To follow Blumenberg, readers adopt naturally, given our historical distance from the Gospels, the long-haul Jesus over the apocalypse-is-just-around-the-corner Jesus who disappointed Judas and others waiting for Jesus to lead a political revolt. Robert Eisler argued in The Messiah Jesus and John the Baptist (1931) that Jesus secretly armed his followers and led them to Jerusalem. As Gershom Scholem explains in his book on Walter Benjamin, Eisler was “an astonishing figure in the world of scholarship” and “one of the most learned historians of religion.”[3] Eisler reinterpreted the entire New Testament as a heavily distorted narrative about a Jewish holy man seeking to lead a rebellion against the Roman occupation.

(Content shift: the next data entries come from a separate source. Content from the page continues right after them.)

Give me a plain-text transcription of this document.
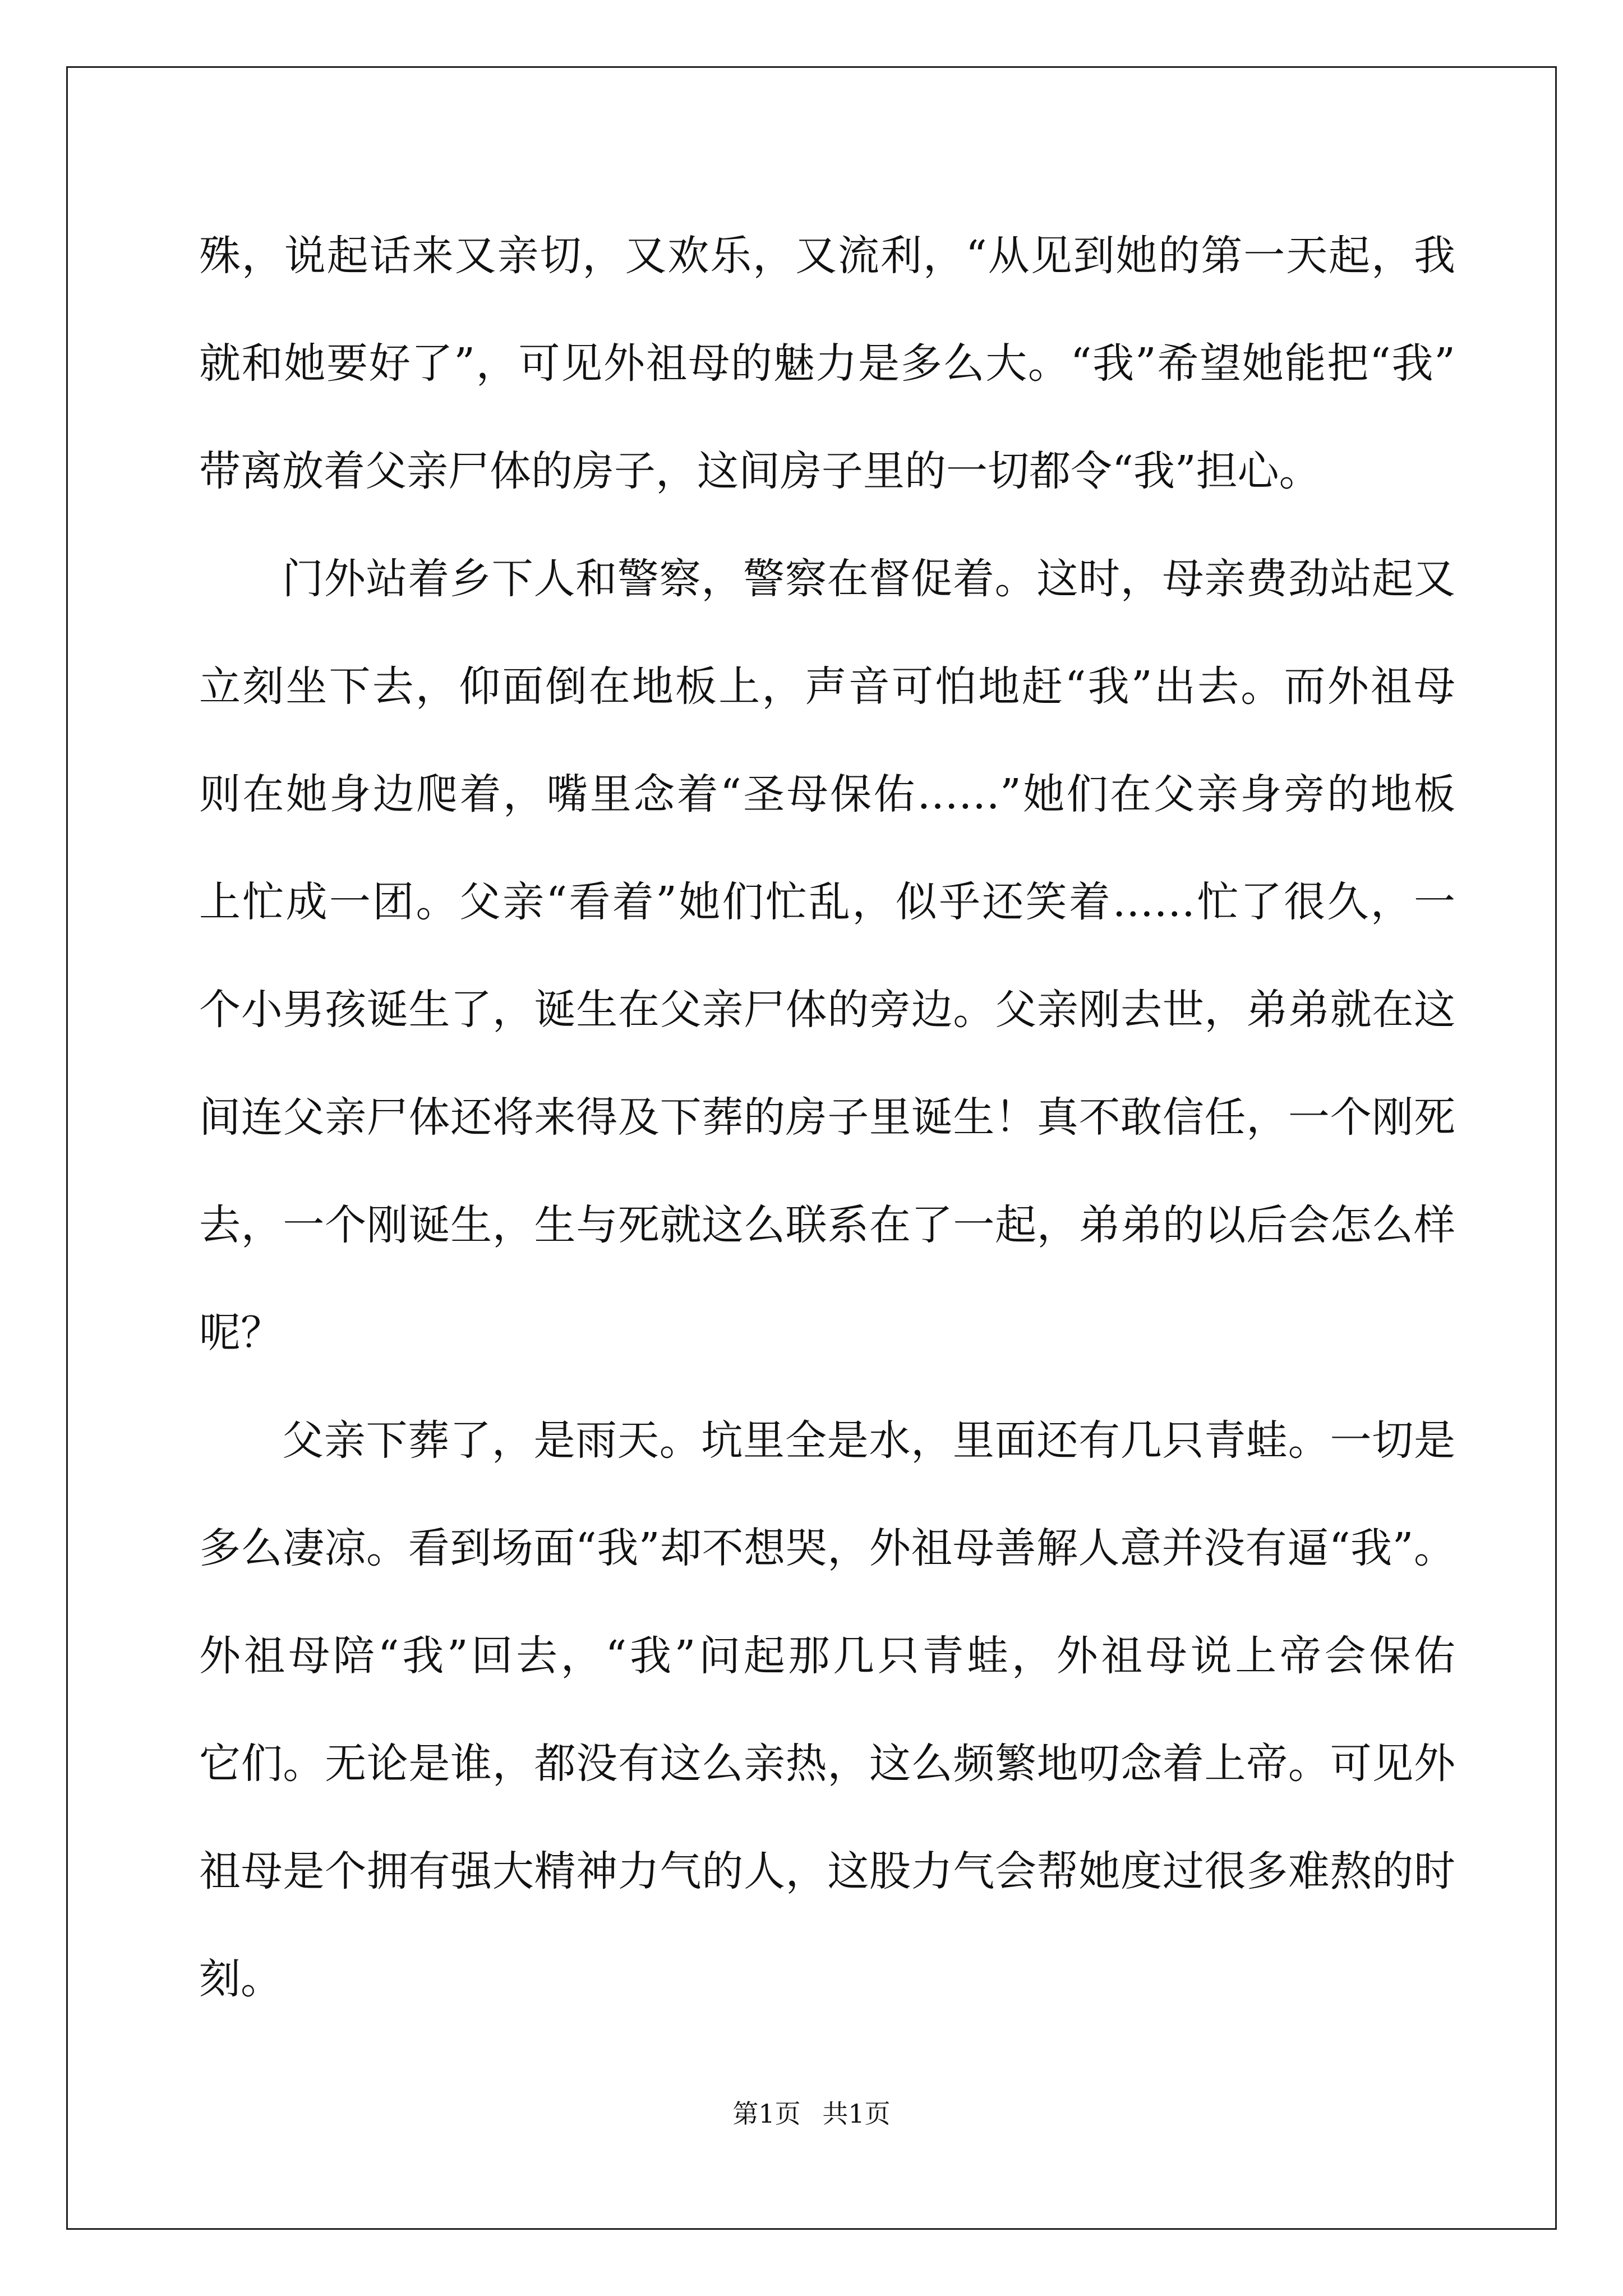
殊，说起话来又亲切，又欢乐，又流利，“从见到她的第一天起，我
就和她要好了”，可见外祖母的魅力是多么大。“我”希望她能把“我”
带离放着父亲尸体的房子，这间房子里的一切都令“我”担心。
门外站着乡下人和警察，警察在督促着。这时，母亲费劲站起又
立刻坐下去，仰面倒在地板上，声音可怕地赶“我”出去。而外祖母
则在她身边爬着，嘴里念着“圣母保佑……”她们在父亲身旁的地板
上忙成一团。父亲“看着”她们忙乱，似乎还笑着……忙了很久，一
个小男孩诞生了，诞生在父亲尸体的旁边。父亲刚去世，弟弟就在这
间连父亲尸体还将来得及下葬的房子里诞生！真不敢信任，一个刚死
去，一个刚诞生，生与死就这么联系在了一起，弟弟的以后会怎么样
呢？
父亲下葬了，是雨天。坑里全是水，里面还有几只青蛙。一切是
多么凄凉。看到场面“我”却不想哭，外祖母善解人意并没有逼“我”。
外祖母陪“我”回去，“我”问起那几只青蛙，外祖母说上帝会保佑
它们。无论是谁，都没有这么亲热，这么频繁地叨念着上帝。可见外
祖母是个拥有强大精神力气的人，这股力气会帮她度过很多难熬的时
刻。
第1页 共1页
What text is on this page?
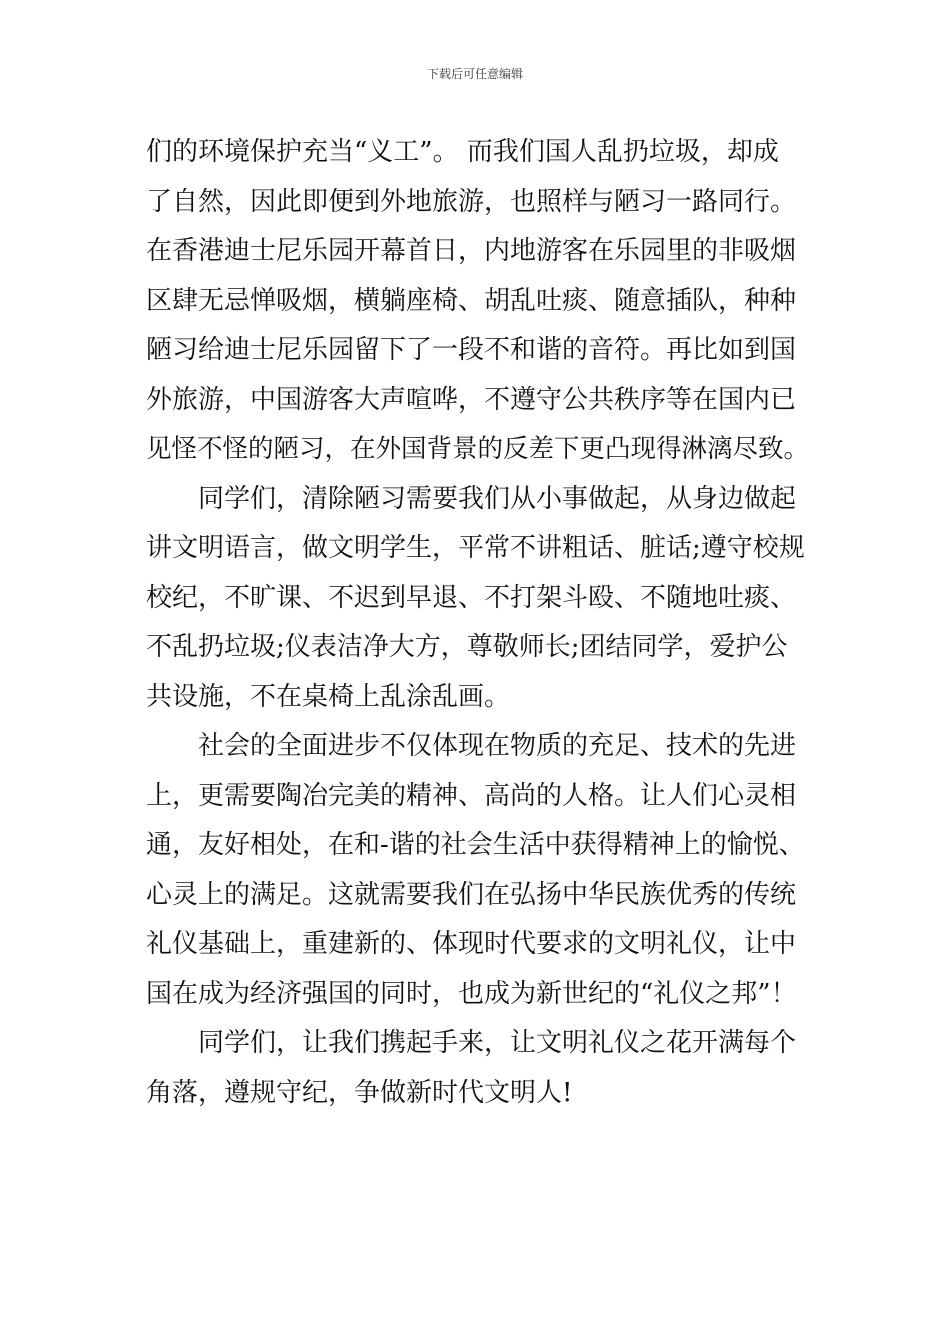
下载后可任意编辑
们的环境保护充当“义工”。 而我们国人乱扔垃圾，却成
了自然，因此即便到外地旅游，也照样与陋习一路同行。
在香港迪士尼乐园开幕首日，内地游客在乐园里的非吸烟
区肆无忌惮吸烟，横躺座椅、胡乱吐痰、随意插队，种种
陋习给迪士尼乐园留下了一段不和谐的音符。再比如到国
外旅游，中国游客大声喧哗，不遵守公共秩序等在国内已
见怪不怪的陋习，在外国背景的反差下更凸现得淋漓尽致。
同学们，清除陋习需要我们从小事做起，从身边做起
讲文明语言，做文明学生，平常不讲粗话、脏话;遵守校规
校纪，不旷课、不迟到早退、不打架斗殴、不随地吐痰、
不乱扔垃圾;仪表洁净大方，尊敬师长;团结同学，爱护公
共设施，不在桌椅上乱涂乱画。
社会的全面进步不仅体现在物质的充足、技术的先进
上，更需要陶冶完美的精神、高尚的人格。让人们心灵相
通，友好相处，在和-谐的社会生活中获得精神上的愉悦、
心灵上的满足。这就需要我们在弘扬中华民族优秀的传统
礼仪基础上，重建新的、体现时代要求的文明礼仪，让中
国在成为经济强国的同时，也成为新世纪的“礼仪之邦”！
同学们，让我们携起手来，让文明礼仪之花开满每个
角落，遵规守纪，争做新时代文明人!
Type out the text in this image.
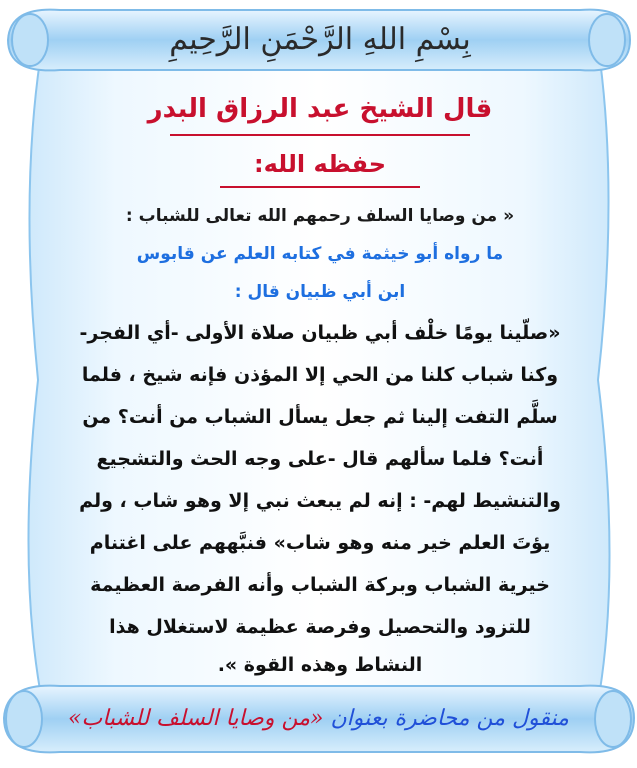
بِسْمِ اللهِ الرَّحْمَنِ الرَّحِيمِ
قال الشيخ عبد الرزاق البدر
حفظه الله:
« من وصايا السلف رحمهم الله تعالى للشباب :
ما رواه أبو خيثمة في كتابه العلم عن قابوس
ابن أبي ظبيان قال :
«صلّينا يومًا خلْف أبي ظبيان صلاة الأولى -أي الفجر-
وكنا شباب كلنا من الحي إلا المؤذن فإنه شيخ ، فلما
سلَّم التفت إلينا ثم جعل يسأل الشباب من أنت؟ من
أنت؟ فلما سألهم قال -على وجه الحث والتشجيع
والتنشيط لهم- : إنه لم يبعث نبي إلا وهو شاب ، ولم
يؤتَ العلم خير منه وهو شاب» فنبَّههم على اغتنام
خيرية الشباب وبركة الشباب وأنه الفرصة العظيمة
للتزود والتحصيل وفرصة عظيمة لاستغلال هذا
النشاط وهذه القوة ».
منقول من محاضرة بعنوان «من وصايا السلف للشباب»
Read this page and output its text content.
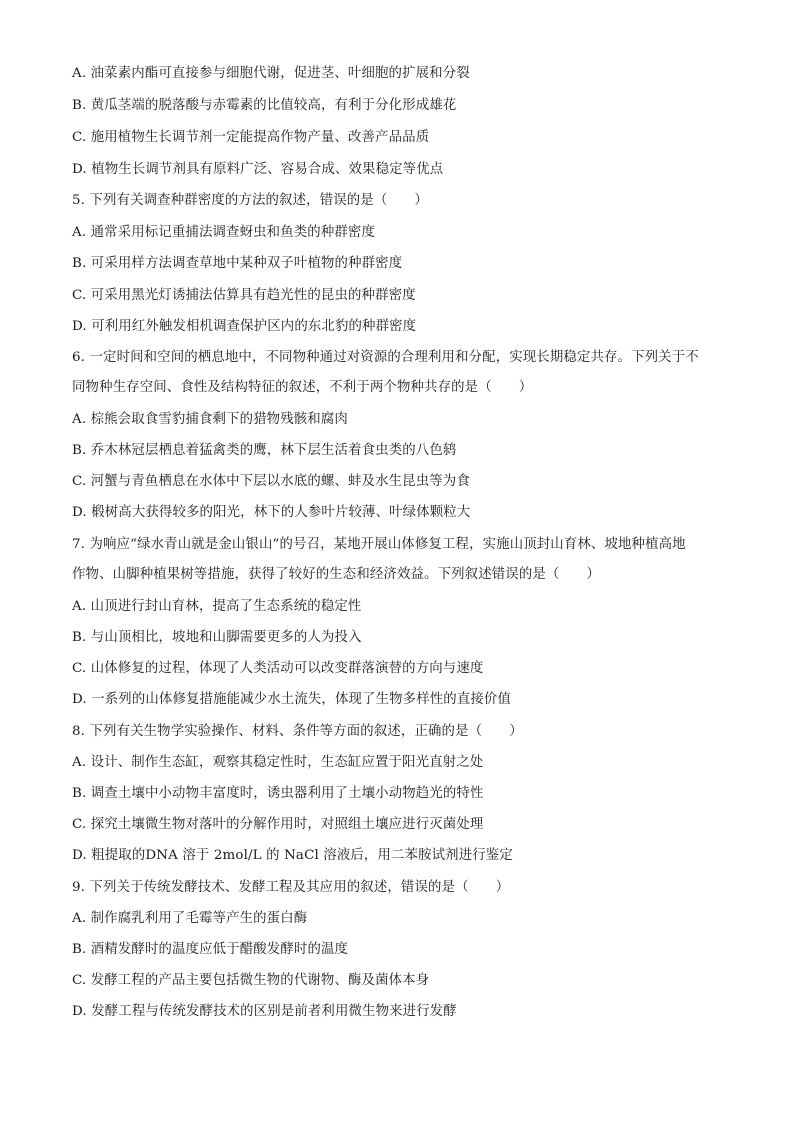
A. 油菜素内酯可直接参与细胞代谢，促进茎、叶细胞的扩展和分裂
B. 黄瓜茎端的脱落酸与赤霉素的比值较高，有利于分化形成雄花
C. 施用植物生长调节剂一定能提高作物产量、改善产品品质
D. 植物生长调节剂具有原料广泛、容易合成、效果稳定等优点
5. 下列有关调查种群密度的方法的叙述，错误的是（　　）
A. 通常采用标记重捕法调查蚜虫和鱼类的种群密度
B. 可采用样方法调查草地中某种双子叶植物的种群密度
C. 可采用黑光灯诱捕法估算具有趋光性的昆虫的种群密度
D. 可利用红外触发相机调查保护区内的东北豹的种群密度
6. 一定时间和空间的栖息地中，不同物种通过对资源的合理利用和分配，实现长期稳定共存。下列关于不
同物种生存空间、食性及结构特征的叙述，不利于两个物种共存的是（　　）
A. 棕熊会取食雪豹捕食剩下的猎物残骸和腐肉
B. 乔木林冠层栖息着猛禽类的鹰，林下层生活着食虫类的八色鸫
C. 河蟹与青鱼栖息在水体中下层以水底的螺、蚌及水生昆虫等为食
D. 椴树高大获得较多的阳光，林下的人参叶片较薄、叶绿体颗粒大
7. 为响应“绿水青山就是金山银山”的号召，某地开展山体修复工程，实施山顶封山育林、坡地种植高地
作物、山脚种植果树等措施，获得了较好的生态和经济效益。下列叙述错误的是（　　）
A. 山顶进行封山育林，提高了生态系统的稳定性
B. 与山顶相比，坡地和山脚需要更多的人为投入
C. 山体修复的过程，体现了人类活动可以改变群落演替的方向与速度
D. 一系列的山体修复措施能减少水土流失，体现了生物多样性的直接价值
8. 下列有关生物学实验操作、材料、条件等方面的叙述，正确的是（　　）
A. 设计、制作生态缸，观察其稳定性时，生态缸应置于阳光直射之处
B. 调查土壤中小动物丰富度时，诱虫器利用了土壤小动物趋光的特性
C. 探究土壤微生物对落叶的分解作用时，对照组土壤应进行灭菌处理
D. 粗提取的DNA 溶于 2mol/L 的 NaCl 溶液后，用二苯胺试剂进行鉴定
9. 下列关于传统发酵技术、发酵工程及其应用的叙述，错误的是（　　）
A. 制作腐乳利用了毛霉等产生的蛋白酶
B. 酒精发酵时的温度应低于醋酸发酵时的温度
C. 发酵工程的产品主要包括微生物的代谢物、酶及菌体本身
D. 发酵工程与传统发酵技术的区别是前者利用微生物来进行发酵
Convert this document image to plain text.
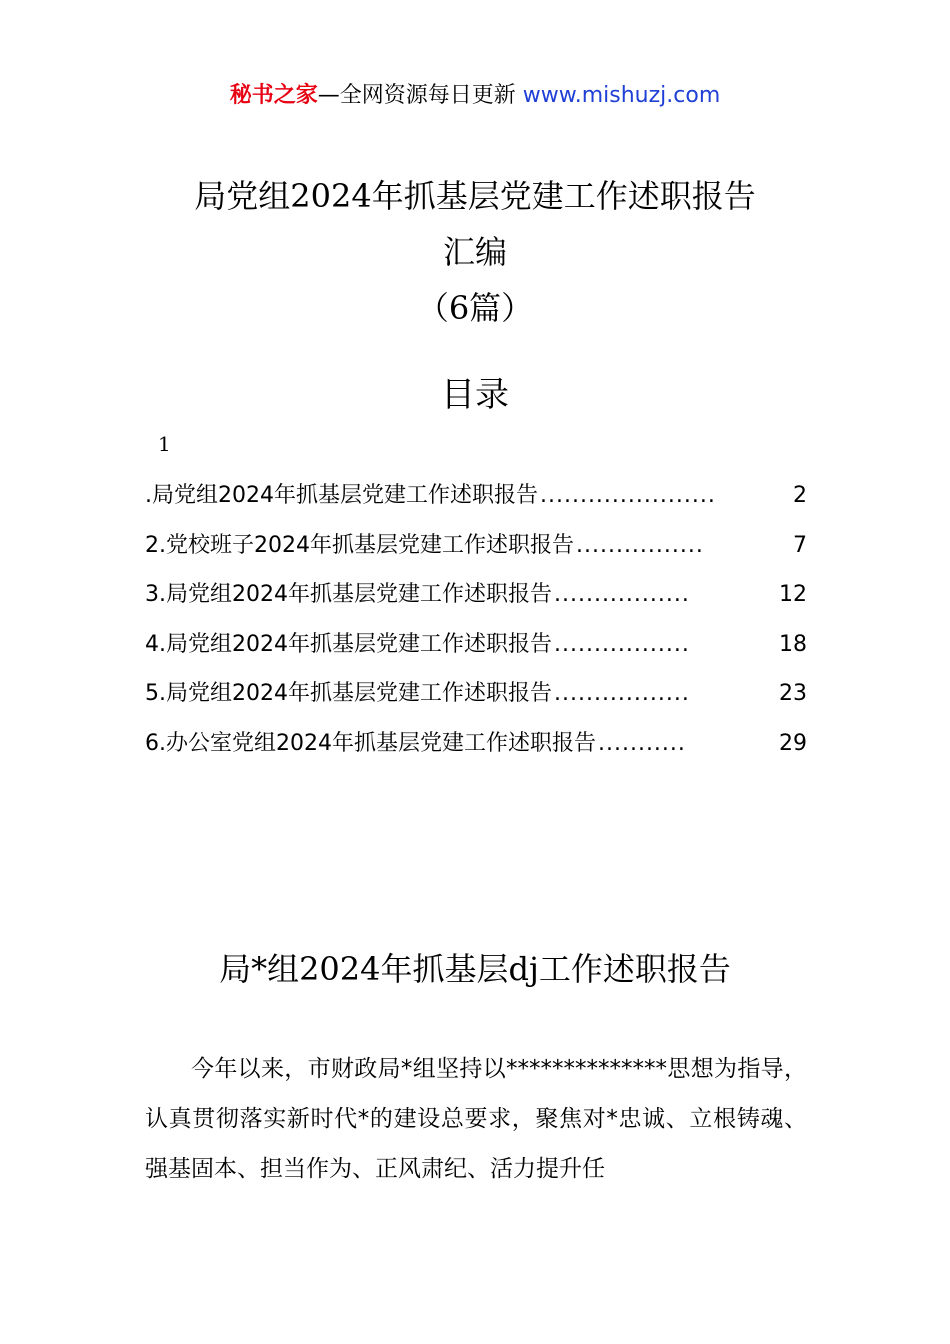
秘书之家—全网资源每日更新 www.mishuzj.com
局党组2024年抓基层党建工作述职报告
汇编
（6篇）
目录
1
.局党组2024年抓基层党建工作述职报告 ......................	2
2.党校班子2024年抓基层党建工作述职报告 ................	7
3.局党组2024年抓基层党建工作述职报告 .................	12
4.局党组2024年抓基层党建工作述职报告 .................	18
5.局党组2024年抓基层党建工作述职报告 .................	23
6.办公室党组2024年抓基层党建工作述职报告 ...........	29
局*组2024年抓基层dj工作述职报告
今年以来，市财政局*组坚持以**************思想为指导，认真贯彻落实新时代*的建设总要求，聚焦对*忠诚、立根铸魂、强基固本、担当作为、正风肃纪、活力提升任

“A work of religious rhetoric,” Bach’s oratorio “reflects perhaps the greatest failing of the Christian tradition: to let Jesus’s susceptibility to temptation stand in its full ‘realism’” (pp. 53, 148). Bach’s St. Matthew Passion matters to Germans in ways that it wouldn’t for most in this translation’s audience, say, the way that The Beatles matter for Liverpool but not for Little Rock. Still, Blumenberg believes the St. Matthew Passion can make “unbelievers in our time understand the Passion as a provocation against justice and reason” (p. 184). Unbelievers reach the end of Bach’s work feeling it’s all over, “no new impositions”; “the listeners are released” (pp. 185, 86).

Opting for comprehension over pomposity, the translators have managed beautifully the enormous shifts in Blumenberg’s sometimes taxing prose: compound sentences weighted down with abstractions interspersed with summative aphorisms. The translators offer readers both senses of “passion,” suffering and enthusiasm, a kind of enlargement of humanity that parallels the still-unscrolling story Blumenberg tells (p. 231).

 


[1] Anselm Haverkamp, “Nothing Fails like Success Poetics and Hermeneutics—A Postwar Initiative by Hans Blumenberg,” MLN 130 (Dec. 2015): 1224.

[2] Hans-Georg Gadamer, Truth and Method, trans. Joel Weinsheimer and Donald G. Marshall (New York, 2013), p. 350.

[3] Gershom Scholem, Walter Benjamin: The Story of a Friendship, trans. Harry Zohn (New York, 1981), p. 159.